Welcome to CyberIntelMag’s weekly roundup! A place where you can find the most important stories in the cybersecurity world from the past week.
From the good news:
This week, we’ve learned about an English translation of the leaked Conti playbook, a new method for near-perfect randomness, a new security feature from Twitter, and more.
- The leaked internal materials of the Conti gang got translated into English. Security experts can now get a better understanding of how these groups operate and the tools they tend to leverage in attacks.
- An AWS researcher has come up with a way to create near-perfect randomness by combining the power of two quantum processors. Experts say it can improve modern cryptography protocols.
- WhatsApp acknowledged released a security fix for an “Out-Of-Bounds read-write vulnerability” related to WhatsApp’s image filter functionality. The flaw was fixed in app version 188.8.131.52.
- Twitter has introduced a new feature that blocks online harassment and reduces disruptive interactions on the platform. It’s called Safety Mode; once enabled it will automatically and block users for seven days for using harmful language in replies, quote tweets, and mentions.
From the bad news:
This week has brought news about new attacks, another large crypto heist, the rise of “proxyware,” code execution in GPU, data breaches at Fujitsu, Bangkok Airways, and Puma.
- Sixteen new security flaws have been discovered, allowing an attacker to execute arbitrary code and launch denial-of-service (DoS) attacks to crash commercial Bluetooth devices. The weaknesses were dubbed as “BrakTooth.”
- ESET’s cybersecurity researcher has found a flaw in Quebec’s vaccine-proofing apps VaxiCode and VaxiCode Verif that can be forced to recognize fake QR codes as valid. He found the flaw in the iOS version of the app, but the Android version likely has it too.
- Cream Finance was hacked out of over $34 million in crypto after a hacker exploited a flaw in its market system. Cream stated if the attacker can keep 10% of it, if he returns the stolen money, and do so without any consequences.
- Cisco Talos said the use of “proxyware” is becoming more popular, as cyber attackers are stealing the internet bandwidth of their victims to silently generate revenue.
- LockBit 2.0 ransomware gang leaked more than 200 Gb of sensitive data belonging to the Bangkok Airways airlines on its leak site. The gang also said they managed to steal enough credentials “that would enable them to go after company customers.”
- Cybercriminals can soon start to use malware that can execute code from a compromised system’s graphics processing unit (GPU). A PoC for the method was sold on a hacker forum this month that can allow malicious code to evade detection by security solutions scanning RAM.
- Fortress S03 Wi-Fi Home Security System is subject to several security issues that could allow an attacker to gain access to the system and disarm the alarm devices without the user’s knowledge and potentially gain access to the house.
- A now-fixed security issue is affecting the unpatched Microsoft Exchange Server. The flaw could allow an attacker to modify the server’s configurations and expose sensitive information (PII).
- CISA has added single-factor authentication to the list of “exceptionally risky” cybersecurity practices, noting that the traditional login-password combo could compromise private businesses, critical infrastructure, and government agencies.

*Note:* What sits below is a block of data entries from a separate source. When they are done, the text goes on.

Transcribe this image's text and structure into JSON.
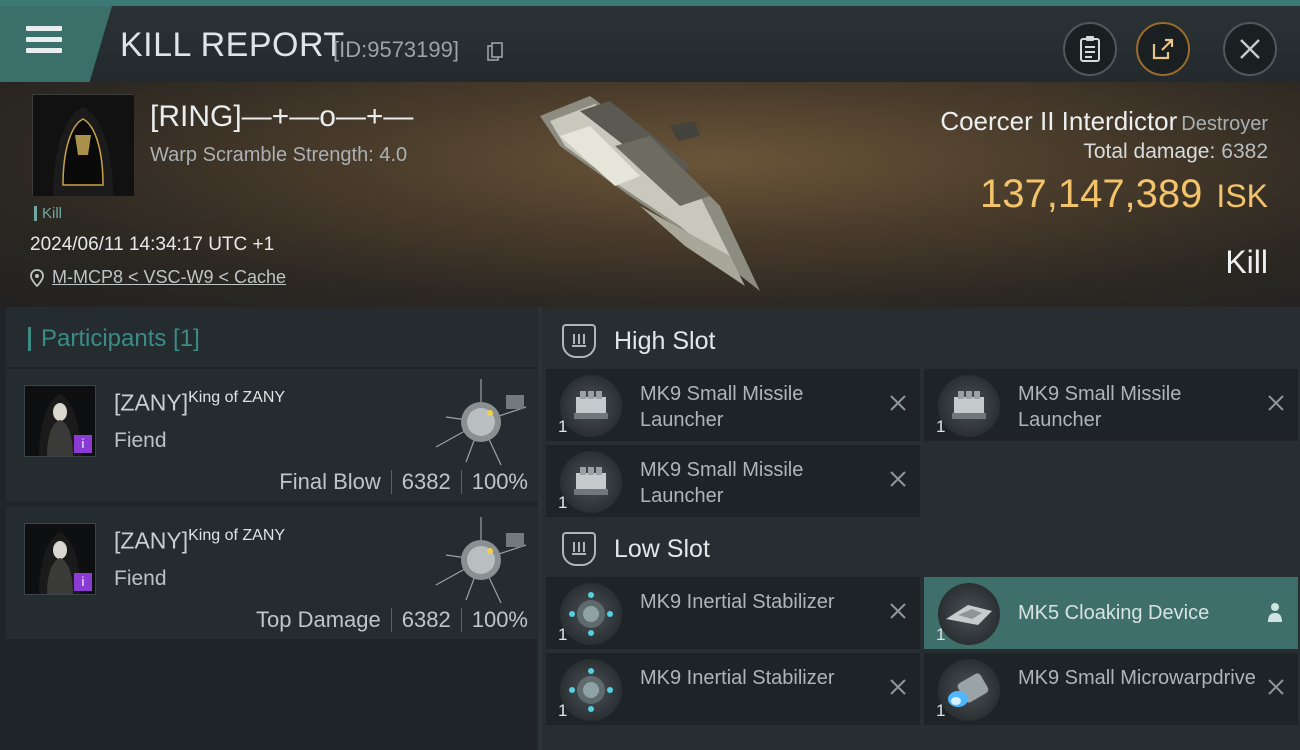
{
  "topbar": {
    "title": "KILL REPORT",
    "id_text": "[ID:9573199]"
  },
  "victim": {
    "name": "[RING]—+—o—+—",
    "warp_scramble": "Warp Scramble Strength: 4.0",
    "kill_tag": "Kill",
    "datetime": "2024/06/11 14:34:17 UTC +1",
    "location": "M-MCP8 < VSC-W9 < Cache",
    "ship_name": "Coercer II Interdictor",
    "ship_class": "Destroyer",
    "total_damage_label": "Total damage:",
    "total_damage": "6382",
    "isk_value": "137,147,389",
    "isk_unit": "ISK",
    "result": "Kill"
  },
  "participants": {
    "title": "Participants [1]",
    "items": [
      {
        "name": "[ZANY]",
        "title": "King of ZANY",
        "ship": "Fiend",
        "role": "Final Blow",
        "damage": "6382",
        "percent": "100%"
      },
      {
        "name": "[ZANY]",
        "title": "King of ZANY",
        "ship": "Fiend",
        "role": "Top Damage",
        "damage": "6382",
        "percent": "100%"
      }
    ]
  },
  "fittings": {
    "high_slot_label": "High Slot",
    "low_slot_label": "Low Slot",
    "high_modules": [
      {
        "name": "MK9 Small Missile Launcher",
        "qty": "1",
        "icon": "missile-launcher-icon"
      },
      {
        "name": "MK9 Small Missile Launcher",
        "qty": "1",
        "icon": "missile-launcher-icon"
      },
      {
        "name": "MK9 Small Missile Launcher",
        "qty": "1",
        "icon": "missile-launcher-icon"
      }
    ],
    "low_modules": [
      {
        "name": "MK9 Inertial Stabilizer",
        "qty": "1",
        "icon": "inertial-stabilizer-icon"
      },
      {
        "name": "MK5 Cloaking Device",
        "qty": "1",
        "icon": "cloaking-device-icon",
        "highlighted": true
      },
      {
        "name": "MK9 Inertial Stabilizer",
        "qty": "1",
        "icon": "inertial-stabilizer-icon"
      },
      {
        "name": "MK9 Small Microwarpdrive",
        "qty": "1",
        "icon": "microwarpdrive-icon"
      }
    ]
  },
  "colors": {
    "accent_teal": "#3b7a74",
    "isk_gold": "#f3c36b",
    "highlight_row": "#3e6f6a",
    "officer_badge": "#8a3bd4"
  }
}
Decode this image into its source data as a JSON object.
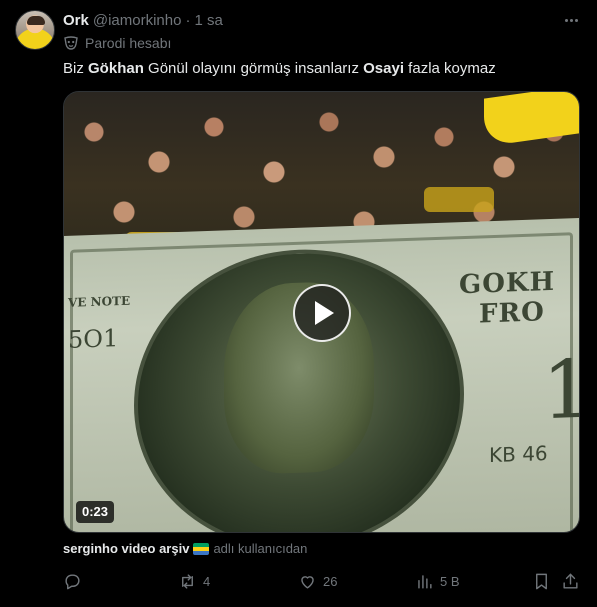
{
  "tweet": {
    "author_name": "Ork",
    "handle": "@iamorkinho",
    "separator": "·",
    "time": "1 sa",
    "parody_label": "Parodi hesabı",
    "text_parts": {
      "p1": "Biz ",
      "b1": "Gökhan",
      "p2": " Gönül olayını görmüş insanlarız ",
      "b2": "Osayi",
      "p3": " fazla koymaz"
    }
  },
  "media": {
    "duration": "0:23",
    "note_texts": {
      "gok": "GOKH",
      "fro": "FRO",
      "ve_note": "VE NOTE",
      "num": "5O1",
      "big_one": "1",
      "kb": "KB 46"
    }
  },
  "source": {
    "name": "serginho video arşiv",
    "flag": "gabon-flag",
    "suffix": "adlı kullanıcıdan"
  },
  "actions": {
    "replies": "",
    "retweets": "4",
    "likes": "26",
    "views": "5 B"
  },
  "colors": {
    "background": "#000000",
    "text_primary": "#e7e9ea",
    "text_secondary": "#71767b",
    "border": "#2f3336"
  }
}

- Phorpiex malware authors have reportedly shut down their botnet and are selling its source code on a dark web forum. Experts confirmed the code is probably genuine.
- Data from Fujitsu was put up for sale on the Dark Web. The company confirmed the theft of 4 GB of its data but claimed the information was related to customers and not to their own systems. Experts, however, say a sample of the stolen data leaked on the gang’s website is legitimate.
- Data belonging to Puma was put up for sale on the dark web marketplace Marketo. A threat actor claimed to have stolen 1 Gb of data from the company.
- LockBit ransomware group claimed responsibility for a data breach at Bangkok Airways that compromised passport information and other personal data of passengers.
- A bug in the WhatsApp’s image filter could have allowed an attacker to send to a victim a maliciously-craftted image that could be used to read sensitive information from the app’s memory.
- Attackers exploit an OGNL injection vulnerability in Atlassian’s Confluence app to install crypto miners.
- Conti ransomware gang is attacking Microsoft Exchange servers and breaching corporate networks by exploiting recently disclosed vulnerabilities dubbed as ProxyShell.
- Russian state hackers targeted Autodesk during the SolarWinds Orion attack. No customer operations or Autodesk products were disrupted as a result of this attack.